Preview: Build Winding Biking, Hiking, and Kayaking Paths in Trailblazers
In Ryan Courtney’s latest network-building game, 1-8 players will construct various paths for travel through the great outdoors.
Gameplay
Each player will begin with three full-sized cards that represent the trailheads or camps for biking, hiking, and kayaking paths. The object of the game is to build winding paths that start and end at each of these cards that match the color of each card (red for biking, blue for kayaking, and brown for hiking).

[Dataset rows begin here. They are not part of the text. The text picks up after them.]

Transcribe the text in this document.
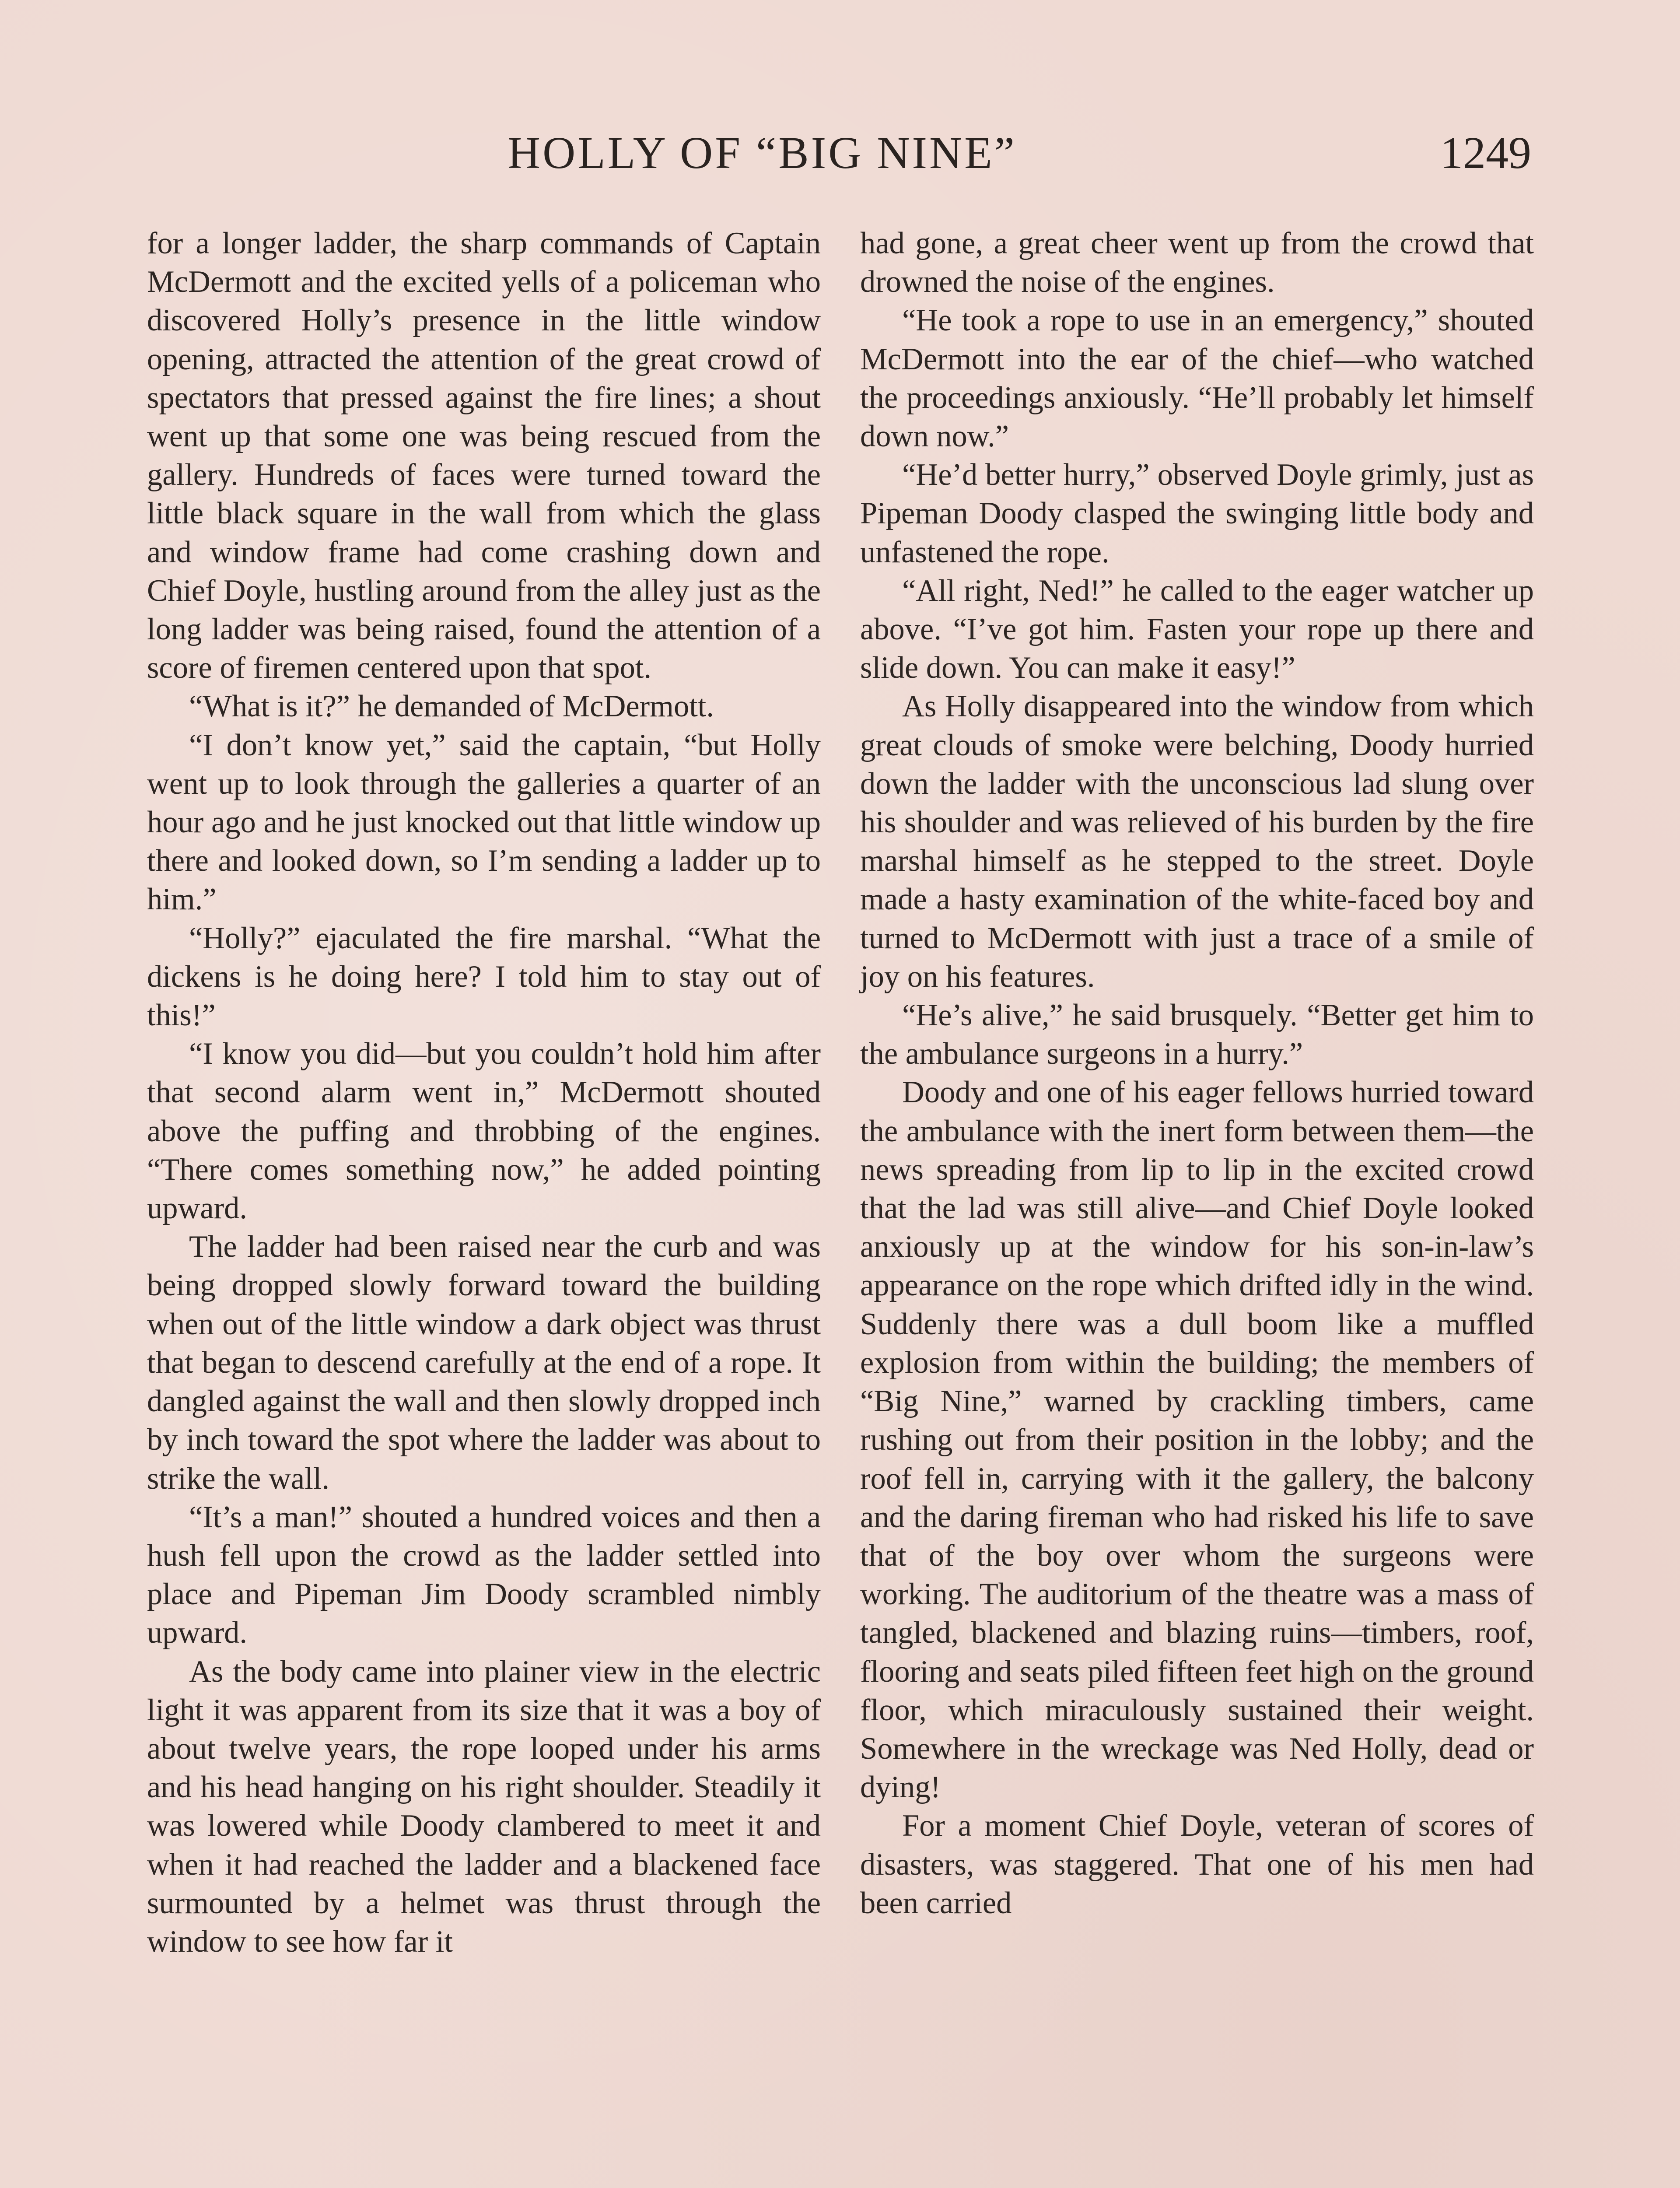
HOLLY OF “BIG NINE”	1249

for a longer ladder, the sharp commands of Captain McDermott and the excited yells of a policeman who discovered Holly’s presence in the little window opening, attracted the attention of the great crowd of spectators that pressed against the fire lines; a shout went up that some one was being rescued from the gallery. Hundreds of faces were turned toward the little black square in the wall from which the glass and window frame had come crashing down and Chief Doyle, hustling around from the alley just as the long ladder was being raised, found the attention of a score of firemen centered upon that spot.

“What is it?” he demanded of McDermott.

“I don’t know yet,” said the captain, “but Holly went up to look through the galleries a quarter of an hour ago and he just knocked out that little window up there and looked down, so I’m sending a ladder up to him.”

“Holly?” ejaculated the fire marshal. “What the dickens is he doing here? I told him to stay out of this!”

“I know you did—but you couldn’t hold him after that second alarm went in,” McDermott shouted above the puffing and throbbing of the engines. “There comes something now,” he added pointing upward.

The ladder had been raised near the curb and was being dropped slowly forward toward the building when out of the little window a dark object was thrust that began to descend carefully at the end of a rope. It dangled against the wall and then slowly dropped inch by inch toward the spot where the ladder was about to strike the wall.

“It’s a man!” shouted a hundred voices and then a hush fell upon the crowd as the ladder settled into place and Pipeman Jim Doody scrambled nimbly upward.

As the body came into plainer view in the electric light it was apparent from its size that it was a boy of about twelve years, the rope looped under his arms and his head hanging on his right shoulder. Steadily it was lowered while Doody clambered to meet it and when it had reached the ladder and a blackened face surmounted by a helmet was thrust through the window to see how far it

had gone, a great cheer went up from the crowd that drowned the noise of the engines.

“He took a rope to use in an emergency,” shouted McDermott into the ear of the chief—who watched the proceedings anxiously. “He’ll probably let himself down now.”

“He’d better hurry,” observed Doyle grimly, just as Pipeman Doody clasped the swinging little body and unfastened the rope.

“All right, Ned!” he called to the eager watcher up above. “I’ve got him. Fasten your rope up there and slide down. You can make it easy!”

As Holly disappeared into the window from which great clouds of smoke were belching, Doody hurried down the ladder with the unconscious lad slung over his shoulder and was relieved of his burden by the fire marshal himself as he stepped to the street. Doyle made a hasty examination of the white-faced boy and turned to McDermott with just a trace of a smile of joy on his features.

“He’s alive,” he said brusquely. “Better get him to the ambulance surgeons in a hurry.”

Doody and one of his eager fellows hurried toward the ambulance with the inert form between them—the news spreading from lip to lip in the excited crowd that the lad was still alive—and Chief Doyle looked anxiously up at the window for his son-in-law’s appearance on the rope which drifted idly in the wind. Suddenly there was a dull boom like a muffled explosion from within the building; the members of “Big Nine,” warned by crackling timbers, came rushing out from their position in the lobby; and the roof fell in, carrying with it the gallery, the balcony and the daring fireman who had risked his life to save that of the boy over whom the surgeons were working. The auditorium of the theatre was a mass of tangled, blackened and blazing ruins—timbers, roof, flooring and seats piled fifteen feet high on the ground floor, which miraculously sustained their weight. Somewhere in the wreckage was Ned Holly, dead or dying!

For a moment Chief Doyle, veteran of scores of disasters, was staggered. That one of his men had been carried
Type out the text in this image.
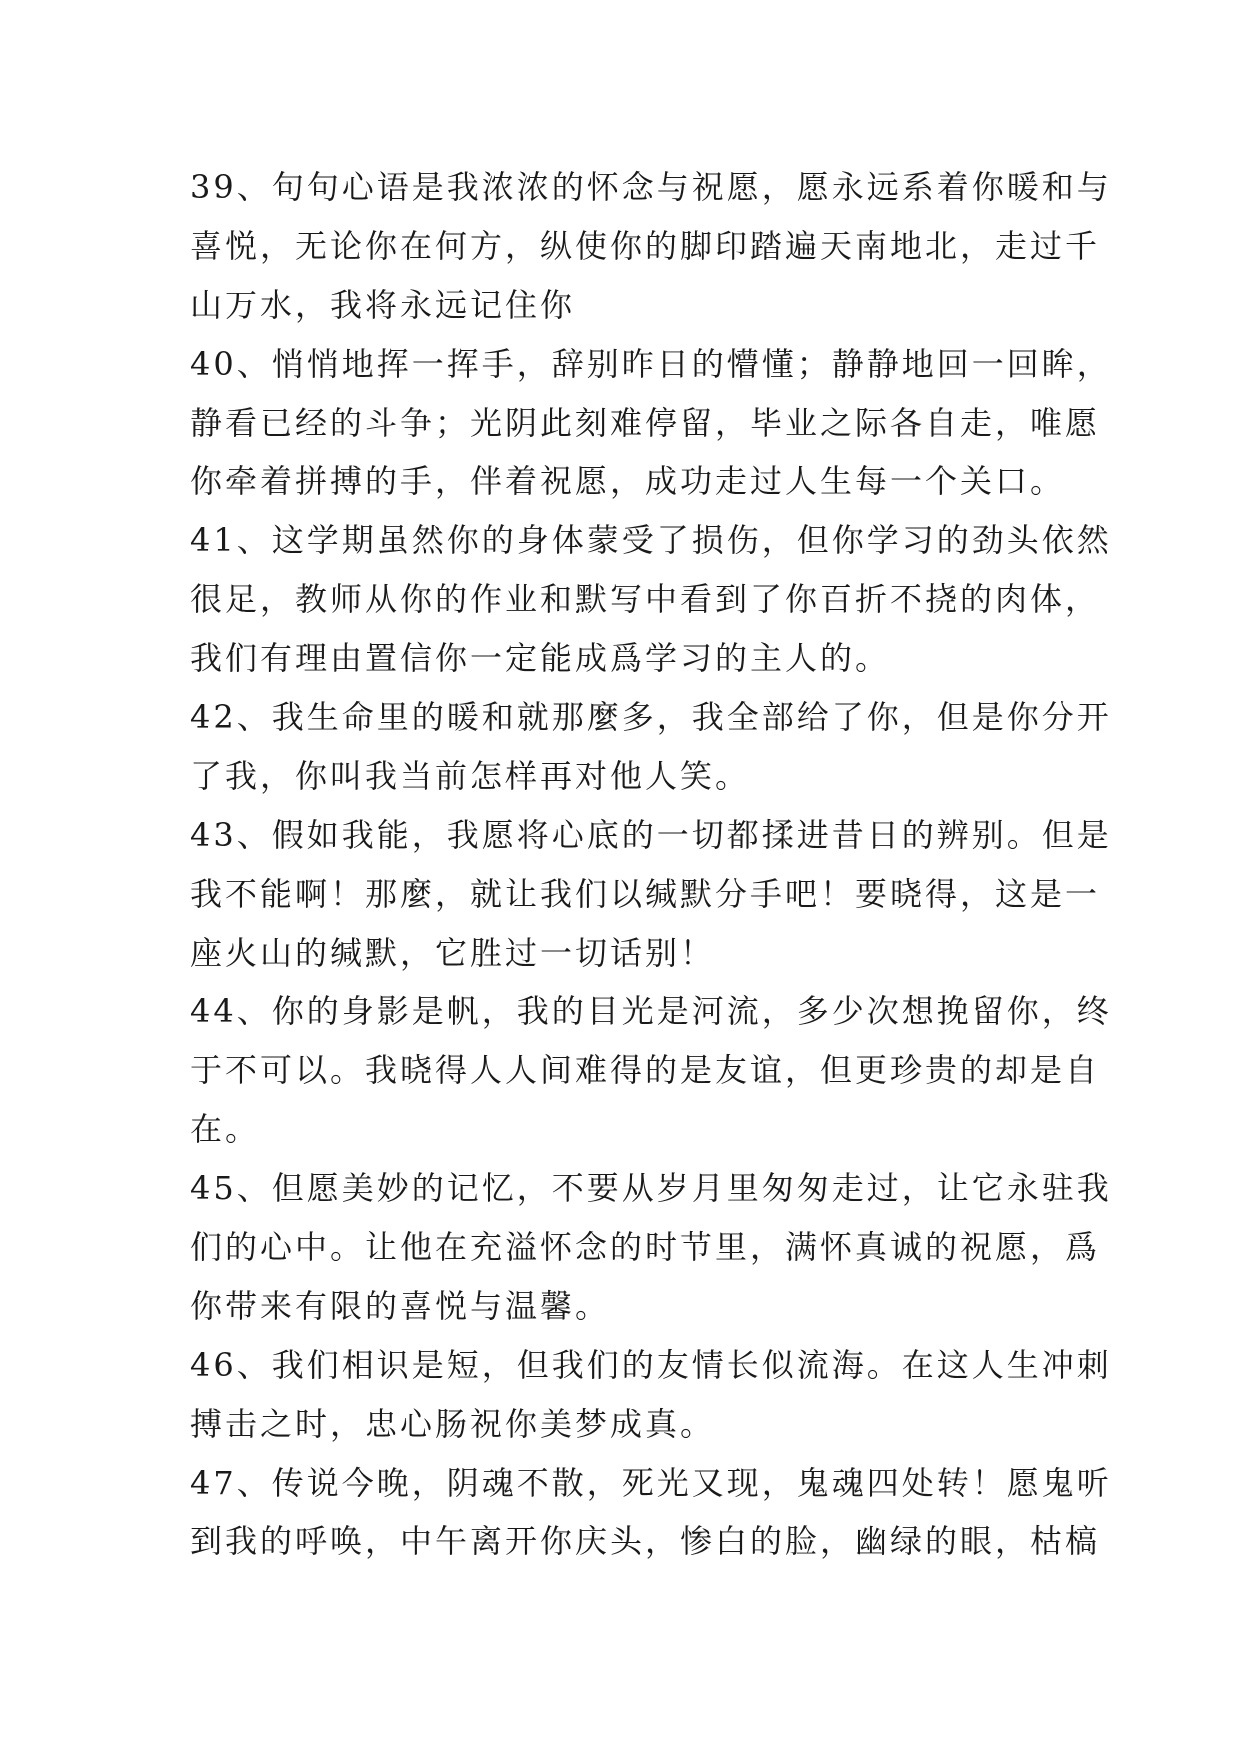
39、句句心语是我浓浓的怀念与祝愿，愿永远系着你暖和与
喜悦，无论你在何方，纵使你的脚印踏遍天南地北，走过千
山万水，我将永远记住你
40、悄悄地挥一挥手，辞别昨日的懵懂；静静地回一回眸，
静看已经的斗争；光阴此刻难停留，毕业之际各自走，唯愿
你牵着拼搏的手，伴着祝愿，成功走过人生每一个关口。
41、这学期虽然你的身体蒙受了损伤，但你学习的劲头依然
很足，教师从你的作业和默写中看到了你百折不挠的肉体，
我们有理由置信你一定能成爲学习的主人的。
42、我生命里的暖和就那麼多，我全部给了你，但是你分开
了我，你叫我当前怎样再对他人笑。
43、假如我能，我愿将心底的一切都揉进昔日的辨别。但是
我不能啊！那麼，就让我们以缄默分手吧！要晓得，这是一
座火山的缄默，它胜过一切话别！
44、你的身影是帆，我的目光是河流，多少次想挽留你，终
于不可以。我晓得人人间难得的是友谊，但更珍贵的却是自
在。
45、但愿美妙的记忆，不要从岁月里匆匆走过，让它永驻我
们的心中。让他在充溢怀念的时节里，满怀真诚的祝愿，爲
你带来有限的喜悦与温馨。
46、我们相识是短，但我们的友情长似流海。在这人生冲刺
搏击之时，忠心肠祝你美梦成真。
47、传说今晚，阴魂不散，死光又现，鬼魂四处转！愿鬼听
到我的呼唤，中午离开你庆头，惨白的脸，幽绿的眼，枯槁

Players will choose which of the trailhead camp cards to place to start the game, and then play begins when each player draws 8 of the trail cards, drafts two, and passes them to the next player to draft (direction depends on player counts). This repeats until players have drafted and played six cards. Then, players will place another camp, repeat the drafting and placement phases, place the final camp, repeat the drafting and placement phase, and then the final round will play out with the same drafting and placement actions but without placement of a fourth camp (because it doesn’t exist!).
How players lay trail cards has plenty of options. Players are trying to create loops across all three trailhead camps, matching path colors as best as possible to create loops that lead back to camps of the same color. To do this, players can place tiles next to each other or even overlap cards to build paths. The only restriction is that cards must be placed orthogonally and not diagonally.
Players will also have two in-game and two end-of-game bonus objectives that will help shape how they create their snaking trails. The in-game bonuses have descending points, so the first player to achieve it will get the highest points, with anyone after receiving fewer points.
After all trail cards have been played, players will count up the number of features in the straights and curves of the completed loops, scoring a point for each (usually each straight and curved path will have a feature). Players will also add any of the bonuses they completed. The player with the most points wins!
Review
Trailblazers is such a quick, accessible game. But designer Ryan Courtney has long evolved this spatial puzzle from Pipeline, Curious Cargo, and now Trailblazers to equally challenge even the best spatial puzzler. The trail cards usually have multiple paths from each or some of the path types, and it will be hard to keep multiple loops going without sacrificing something — be it the length of one or two other loops, or abandoning one of the trail types completely.
The ability to overlap trails to build contiguous paths is fantastic, and the variety found in the 135 trail cards means players will likely never run out of different combinations and layouts through multiple plays.
Trailblazers also comes with two expansions in the Standard and Deluxe editions (the Animals and Adventures expansions), and both feature robust solo gaming experiences that provide different challenges and scenarios for those who enjoy spatial puzzles of this nature. The game also boasts a Super Travel edition, which is for only 1-4 players and lacks the expansions and some of the challenging solo experiences, but does come with a cool carrying case and carabiner carrying case (the carrying case and carabiner are also included in the Deluxe edition).
The quality of the prototype was fantastic, with the Super Travel and Deluxe editions of the game promising that the cards will have a PVC card upgrade, making them waterproof for those adventurers who wish to take the game to go on their own expeditions into the wide yonder.
Trailblazers is currently on Kickstarter.